Global Variations in Postnatal Management of Hemolytic Disease of the Fetus and Newborn - EMJ

Global Variations in Postnatal Management of Haemolytic Disease of the Foetus and Newborn

A RECENT international cohort study has revealed significant variations in the postnatal management and outcomes of haemolytic disease of the foetus and newborn (HDFN) across 31 expert centres in 22 countries. The study, which included data from 1,855 neonates managed between 2006 and 2021, found wide discrepancies in the frequency of exchange transfusions and the use of intravenous immunoglobulins (IVIg), two common treatments for HDFN.
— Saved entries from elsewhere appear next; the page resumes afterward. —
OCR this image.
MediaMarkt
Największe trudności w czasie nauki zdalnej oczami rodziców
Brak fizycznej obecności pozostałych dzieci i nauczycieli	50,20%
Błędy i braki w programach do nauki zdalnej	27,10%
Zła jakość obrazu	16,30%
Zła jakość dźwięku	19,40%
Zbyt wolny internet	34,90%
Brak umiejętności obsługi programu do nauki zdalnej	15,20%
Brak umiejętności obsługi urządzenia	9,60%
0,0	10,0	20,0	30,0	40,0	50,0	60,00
Exchange transfusion, a procedure to replace a baby’s blood with healthy blood, was performed in 23.5% of cases, but the frequency varied dramatically among centres, ranging from 0% to 78%. Similarly, 24.6% of neonates received IVIg, but this figure ranged from 0% to 100% depending on the centre.

The study also identified a potential link between gestational age at birth and reduced frequency of exchange transfusions. Babies born after 37 weeks had fewer transfusions, with the likelihood of adverse outcomes decreasing by 43.3% for each additional week of gestational age. Neonates who received an exchange transfusion were more likely to experience unfavourable outcomes.

The findings suggest that the timing of delivery and postnatal interventions, such as exchange transfusions, could be optimised. The study calls for international guidelines to address the significant practice variations and improve HDFN care worldwide. These results provide a crucial foundation for building consensus and enhancing global healthcare standards for managing this condition.

Helena Bradbury, EMJ

Reference

Winter DP et al. Variations and opportunities in postnatal management of hemolytic disease of the fetus and newborn. 2025;8(1):e2454330.